The WHO still has yet to issue any travel restrictions or advisories to the DR Congo. Because the area is remote the WHO has deemed the risk assessment for this event is “high” at the national level, medium at the regional level and low at the global level. There have been two previous Ebola outbreaks in the DR Congo, according to the WHO. One occurred in 1976. The second, in 2014, killed 49 people.

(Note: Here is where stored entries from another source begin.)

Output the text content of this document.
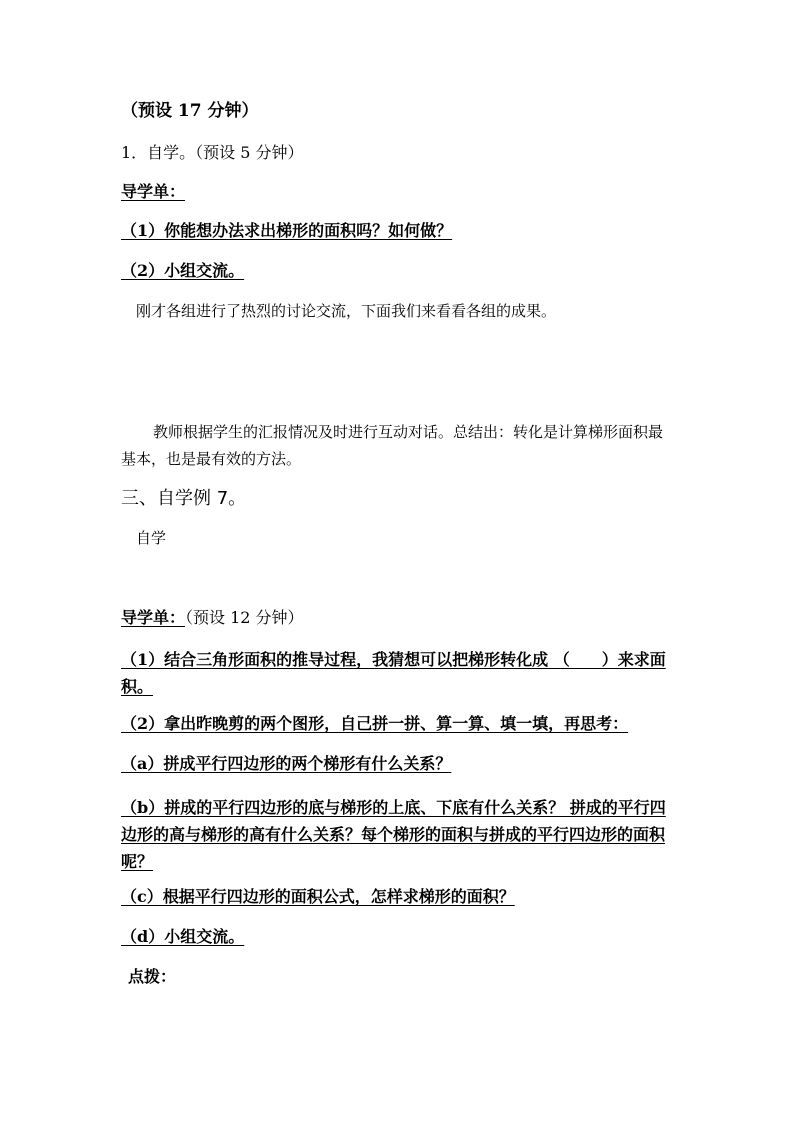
（预设 17 分钟）
1．自学。（预设 5 分钟）
导学单：
（1）你能想办法求出梯形的面积吗？如何做？
（2）小组交流。
刚才各组进行了热烈的讨论交流，下面我们来看看各组的成果。
教师根据学生的汇报情况及时进行互动对话。总结出：转化是计算梯形面积最基本，也是最有效的方法。
三、自学例 7。
自学
导学单：（预设 12 分钟）
（1）结合三角形面积的推导过程，我猜想可以把梯形转化成 （　　）来求面积。
（2）拿出昨晚剪的两个图形，自己拼一拼、算一算、填一填，再思考：
（a）拼成平行四边形的两个梯形有什么关系？
（b）拼成的平行四边形的底与梯形的上底、下底有什么关系？ 拼成的平行四边形的高与梯形的高有什么关系？每个梯形的面积与拼成的平行四边形的面积呢？
（c）根据平行四边形的面积公式，怎样求梯形的面积？
（d）小组交流。
点拨：
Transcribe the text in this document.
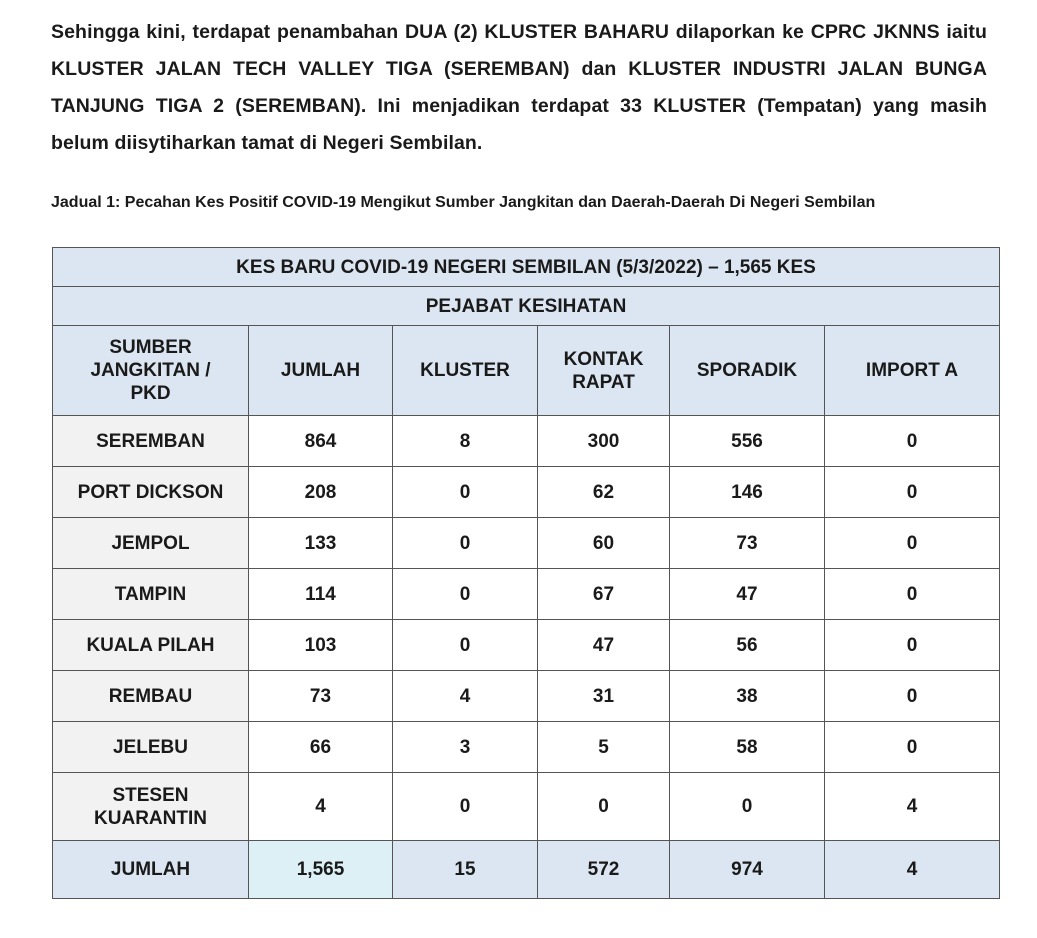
Sehingga kini, terdapat penambahan DUA (2) KLUSTER BAHARU dilaporkan ke CPRC JKNNS iaitu KLUSTER JALAN TECH VALLEY TIGA (SEREMBAN) dan KLUSTER INDUSTRI JALAN BUNGA TANJUNG TIGA 2 (SEREMBAN). Ini menjadikan terdapat 33 KLUSTER (Tempatan) yang masih belum diisytiharkan tamat di Negeri Sembilan.
Jadual 1: Pecahan Kes Positif COVID-19 Mengikut Sumber Jangkitan dan Daerah-Daerah Di Negeri Sembilan
KES BARU COVID-19 NEGERI SEMBILAN (5/3/2022) – 1,565 KES					
PEJABAT KESIHATAN					
SUMBER JANGKITAN / PKD	JUMLAH	KLUSTER	KONTAK RAPAT	SPORADIK	IMPORT A
SEREMBAN	864	8	300	556	0
PORT DICKSON	208	0	62	146	0
JEMPOL	133	0	60	73	0
TAMPIN	114	0	67	47	0
KUALA PILAH	103	0	47	56	0
REMBAU	73	4	31	38	0
JELEBU	66	3	5	58	0
STESEN KUARANTIN	4	0	0	0	4
JUMLAH	1,565	15	572	974	4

However, some countries are choosing to take precautions. According to the WHO, as of May 18, seven countries have enforced entry screening at airports and ports of entry. These include Kenya, Nigeria, Rwanda, South Africa, the United Republic of Tanzania, Zambia and Zimbabwe. Rwanda issued a travel advisory strongly recommending against travel to the DR Congo. The United Kingdom also recommends against traveling in the areas around the epicenter of the epidemic. Two countries (Kenya and Rwanda) implemented information checking arrival for passengers with travel history from and through the DR Congo. According to Mashable NG, the government in Liberia issued orders to screen all arriving passengers at Murtala Muhammed International Airport.

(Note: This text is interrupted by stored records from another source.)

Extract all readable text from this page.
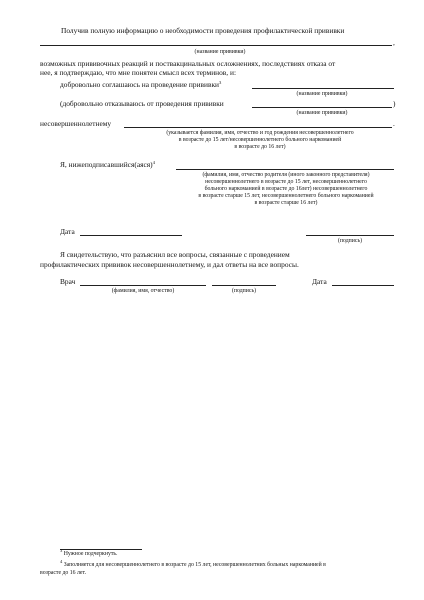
Получив полную информацию о необходимости проведения профилактической прививки
,
(название прививки)
возможных прививочных реакций и поствакцинальных осложнениях, последствиях отказа от
нее, я подтверждаю, что мне понятен смысл всех терминов, и:
добровольно соглашаюсь на проведение прививки$^3$
(название прививки)
(добровольно отказываюсь от проведения прививки	)
(название прививки)
несовершеннолетнему	.
(указывается фамилия, имя, отчество и год рождения несовершеннолетнего
в возрасте до 15 лет/несовершеннолетнего больного наркоманией
в возрасте до 16 лет)
Я, нижеподписавшийся(аяся)$^4$
(фамилия, имя, отчество родителя (иного законного представителя)
несовершеннолетнего в возрасте до 15 лет, несовершеннолетнего
больного наркоманией в возрасте до 16лет) несовершеннолетнего
в возрасте старше 15 лет, несовершеннолетнего больного наркоманией
в возрасте старше 16 лет)
Дата
(подпись)
Я свидетельствую, что разъяснил все вопросы, связанные с проведением
профилактических прививок несовершеннолетнему, и дал ответы на все вопросы.
Врач
(фамилия, имя, отчество)	(подпись)
Дата
$^3$ Нужное подчеркнуть.
$^4$ Заполняется для несовершеннолетнего в возрасте до 15 лет, несовершеннолетних больных наркоманией в
возрасте до 16 лет.
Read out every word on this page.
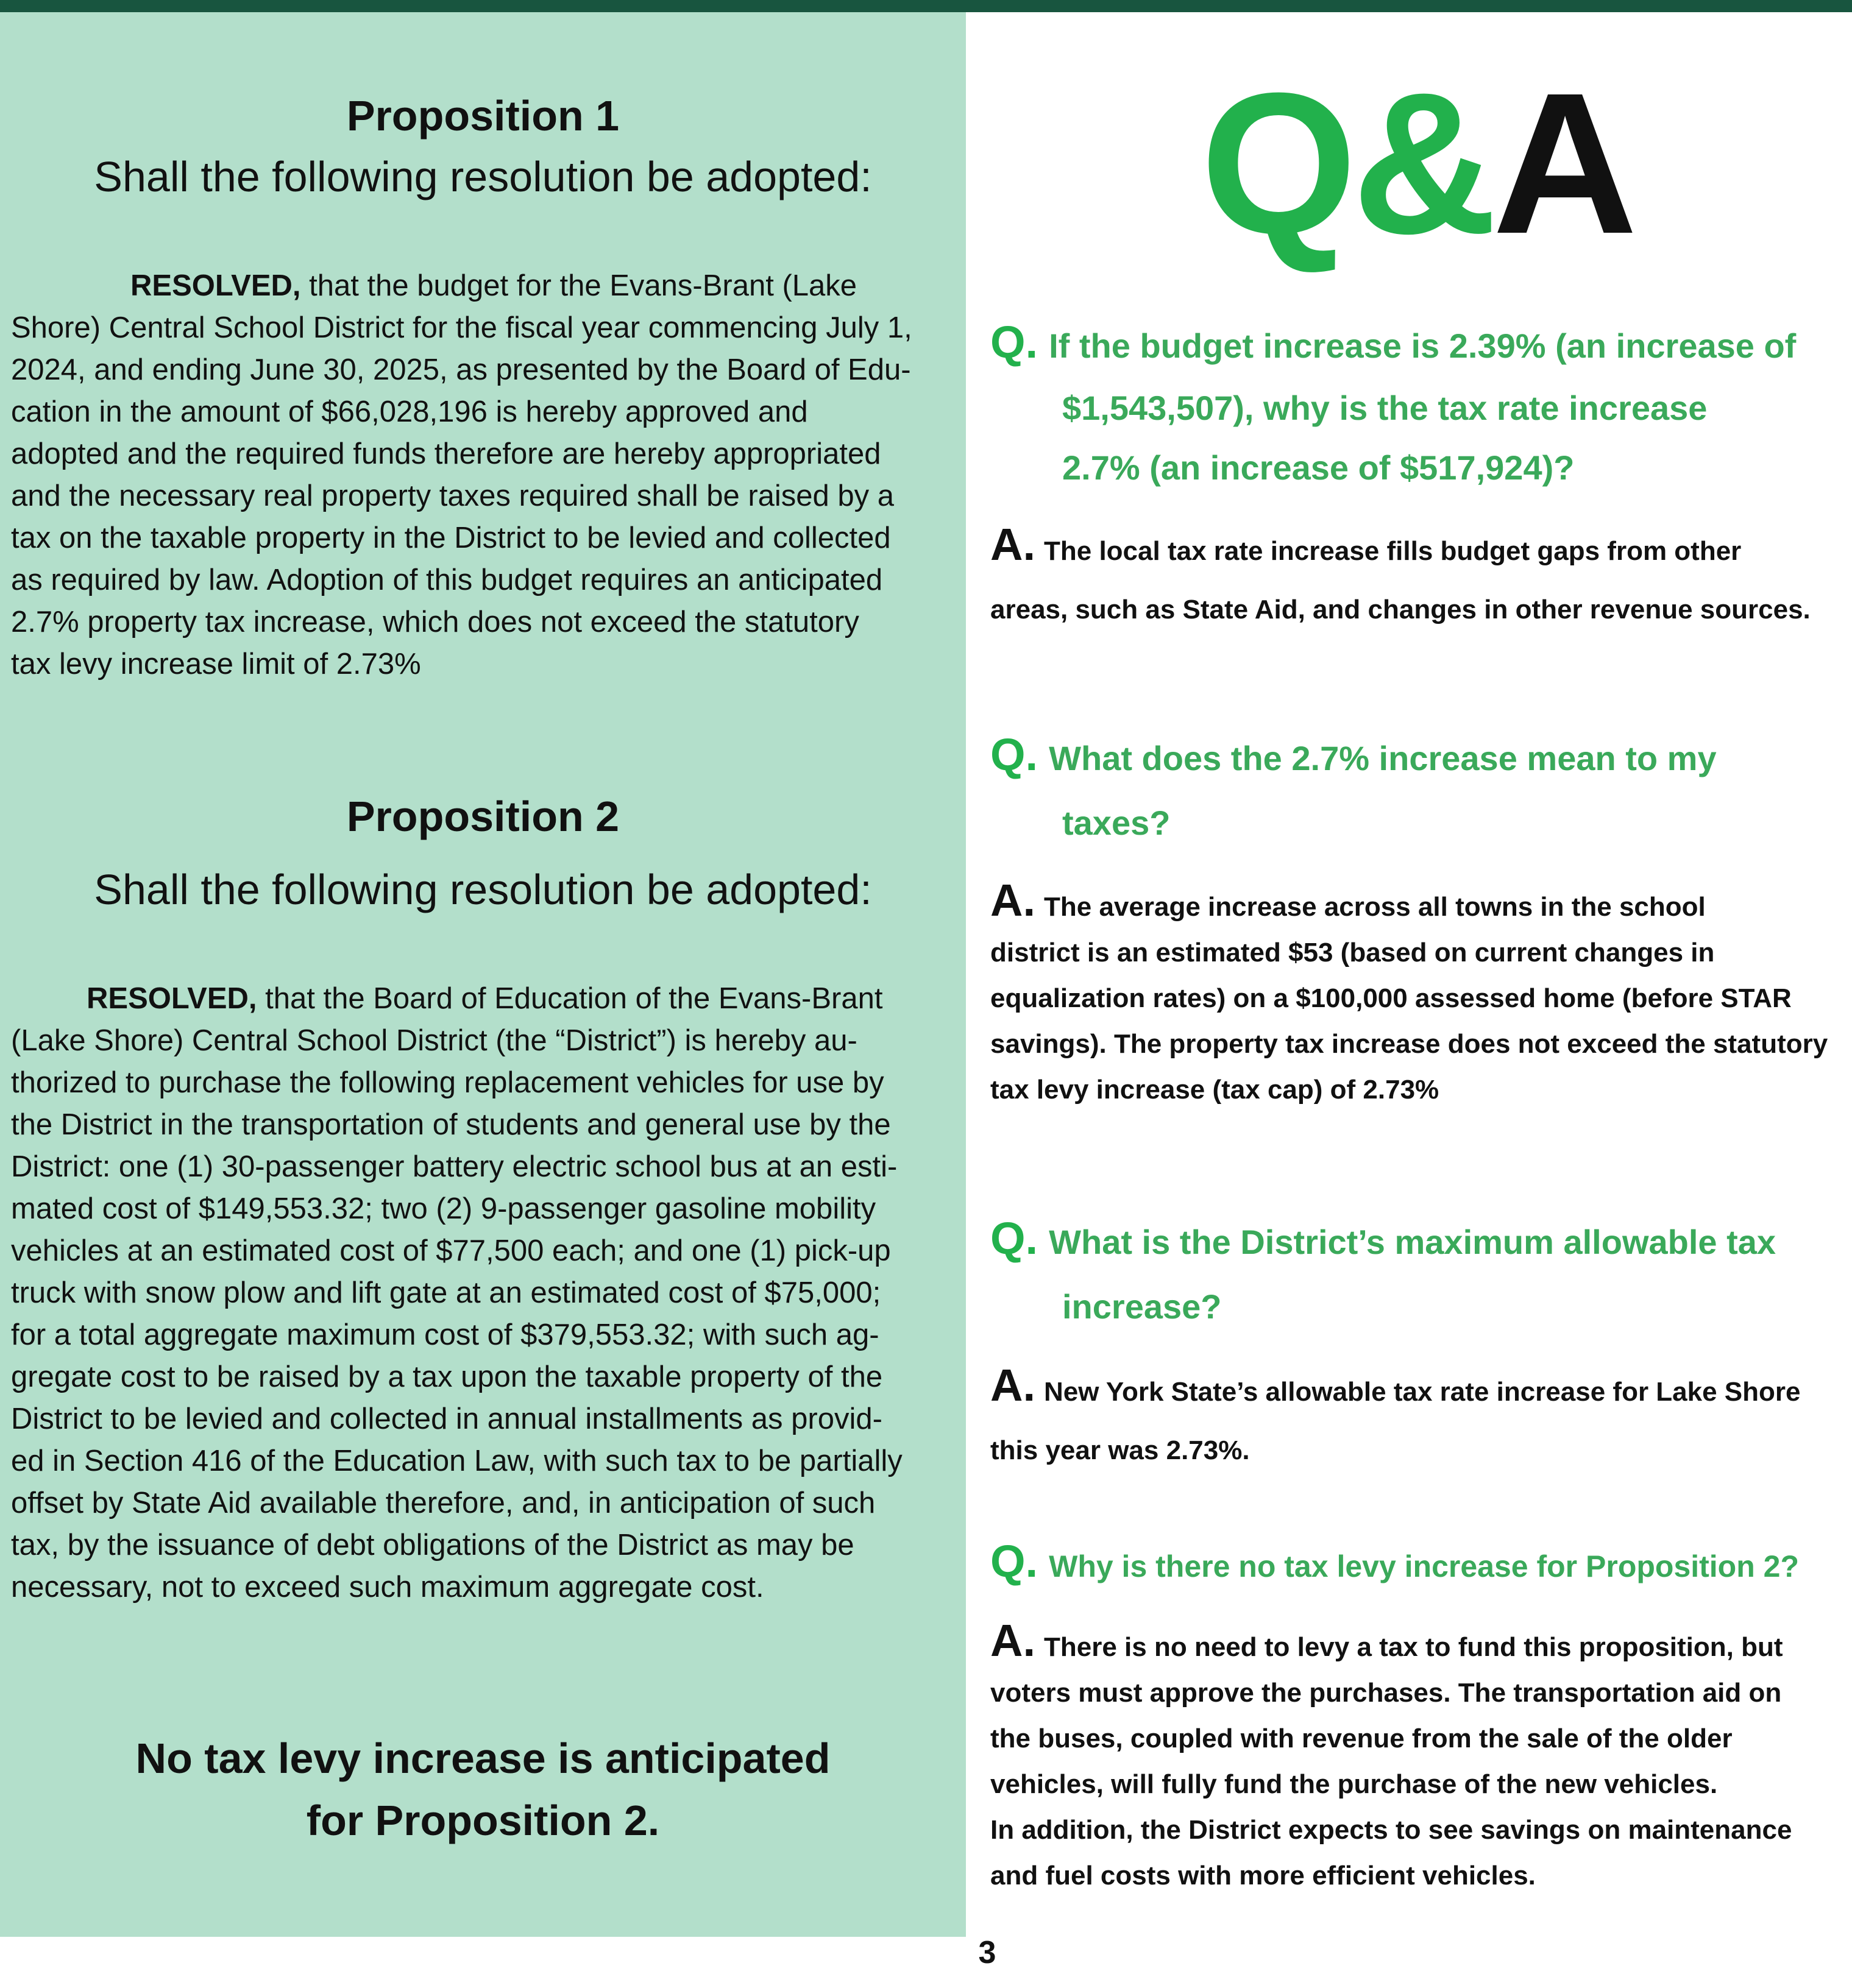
Proposition 1
Shall the following resolution be adopted:
RESOLVED, that the budget for the Evans-Brant (Lake
Shore) Central School District for the fiscal year commencing July 1,
2024, and ending June 30, 2025, as presented by the Board of Edu-
cation in the amount of $66,028,196 is hereby approved and
adopted and the required funds therefore are hereby appropriated
and the necessary real property taxes required shall be raised by a
tax on the taxable property in the District to be levied and collected
as required by law. Adoption of this budget requires an anticipated
2.7% property tax increase, which does not exceed the statutory
tax levy increase limit of 2.73%
Proposition 2
Shall the following resolution be adopted:
RESOLVED, that the Board of Education of the Evans-Brant
(Lake Shore) Central School District (the “District”) is hereby au-
thorized to purchase the following replacement vehicles for use by
the District in the transportation of students and general use by the
District: one (1) 30-passenger battery electric school bus at an esti-
mated cost of $149,553.32; two (2) 9-passenger gasoline mobility
vehicles at an estimated cost of $77,500 each; and one (1) pick-up
truck with snow plow and lift gate at an estimated cost of $75,000;
for a total aggregate maximum cost of $379,553.32; with such ag-
gregate cost to be raised by a tax upon the taxable property of the
District to be levied and collected in annual installments as provid-
ed in Section 416 of the Education Law, with such tax to be partially
offset by State Aid available therefore, and, in anticipation of such
tax, by the issuance of debt obligations of the District as may be
necessary, not to exceed such maximum aggregate cost.
No tax levy increase is anticipated
for Proposition 2.
Q&A
Q. If the budget increase is 2.39% (an increase of
$1,543,507), why is the tax rate increase
2.7% (an increase of $517,924)?
A. The local tax rate increase fills budget gaps from other
areas, such as State Aid, and changes in other revenue sources.
Q. What does the 2.7% increase mean to my
taxes?
A. The average increase across all towns in the school
district is an estimated $53 (based on current changes in
equalization rates) on a $100,000 assessed home (before STAR
savings). The property tax increase does not exceed the statutory
tax levy increase (tax cap) of 2.73%
Q. What is the District’s maximum allowable tax
increase?
A. New York State’s allowable tax rate increase for Lake Shore
this year was 2.73%.
Q. Why is there no tax levy increase for Proposition 2?
A. There is no need to levy a tax to fund this proposition, but
voters must approve the purchases. The transportation aid on
the buses, coupled with revenue from the sale of the older
vehicles, will fully fund the purchase of the new vehicles.
In addition, the District expects to see savings on maintenance
and fuel costs with more efficient vehicles.
3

WHO did confirm that reports from earlier this week of a border closure by South Sudan were false. However, as a precaution earlier this week, South Sudanese officials began to set up medical support services at the border, particularly the airport in Juba and border-crossing checkpoints.

Though Ebola isn’t currently in South Sudan, officials are still on high alert for a potential Ebola outbreak, especially because outbreaks have occurred there in the past: In 2004, the WHO confirmed 20 cases, including five deaths from Ebola, were in Yambio County in southern Sudan.

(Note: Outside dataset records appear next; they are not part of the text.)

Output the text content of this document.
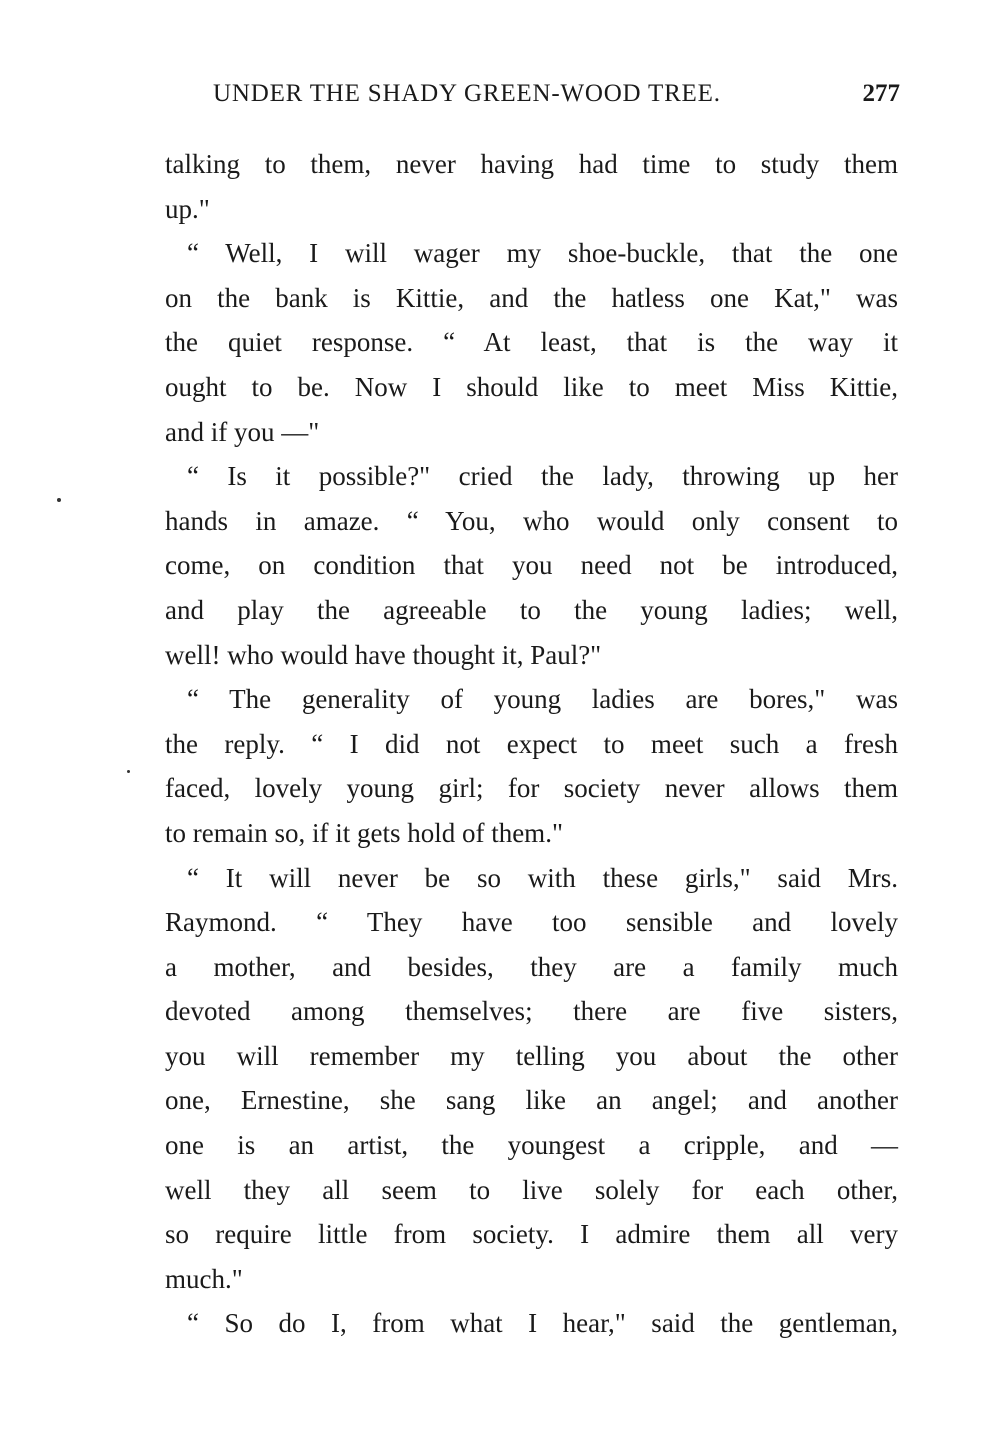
UNDER THE SHADY GREEN-WOOD TREE.	277
talking to them, never having had time to study them
up."
“ Well, I will wager my shoe-buckle, that the one
on the bank is Kittie, and the hatless one Kat," was
the quiet response. “ At least, that is the way it
ought to be. Now I should like to meet Miss Kittie,
and if you —"
“ Is it possible?" cried the lady, throwing up her
hands in amaze. “ You, who would only consent to
come, on condition that you need not be introduced,
and play the agreeable to the young ladies; well,
well! who would have thought it, Paul?"
“ The generality of young ladies are bores," was
the reply. “ I did not expect to meet such a fresh
faced, lovely young girl; for society never allows them
to remain so, if it gets hold of them."
“ It will never be so with these girls," said Mrs.
Raymond. “ They have too sensible and lovely
a mother, and besides, they are a family much
devoted among themselves; there are five sisters,
you will remember my telling you about the other
one, Ernestine, she sang like an angel; and another
one is an artist, the youngest a cripple, and —
well they all seem to live solely for each other,
so require little from society. I admire them all very
much."
“ So do I, from what I hear," said the gentleman,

Last month, South Sudanese health officials became concerned when more than two dozen people fell ill with symptoms of bloody diarrhea (a common symptom of Ebola). However, the rush of illnesses were suspected to be linked to dysentery caused by the bacteria Shigella.

Symptoms of Ebola include fever, headache, muscle pain. At a later, acute phase some patients have internal bleeding that causes vomiting or coughing up blood. The virus has between a 20- and 90-percent fatality rate based on the public health reponse.

Addressing an Ebola outbreak requires setting up temporary medical facilities that adhere to certain regulations. It takes the local on-the-ground work of epidemiologists and other public health care personnel who are familiar with the arduous process of contact-tracing needed to stop the train of transmission. The WHO reports there are some 400 people who were likely to have been exposed to people who have the virus in DR Congo, and that means locating each and every one of them to monitor their health and test them for the virus.  Lucey is confident this won’t be the end of contact-tracing: “I would predict that in another couple days there will be more than 400 contacts.”

Meanwhile, the WHO is awaiting a greenlight from the DR Congo health and regulatory agencies to import a supply of an experimental Ebola vaccine, produced by Merck and known as rVSV-ZEBOV.  According to a study conducted in 2015 in Guinea that involved 11,841 people, the vaccine can prevent illness in people who have been exposed to the virus. But Lucey says researchers still aren’t completely certain how long the vaccine remains effective once a person receives it.

Updated: This story has been updated to reflect information from the WHO stating there are no longer any lab-confirmed or suspected cases of Ebola in South Sudan, or on the border of DR Congo.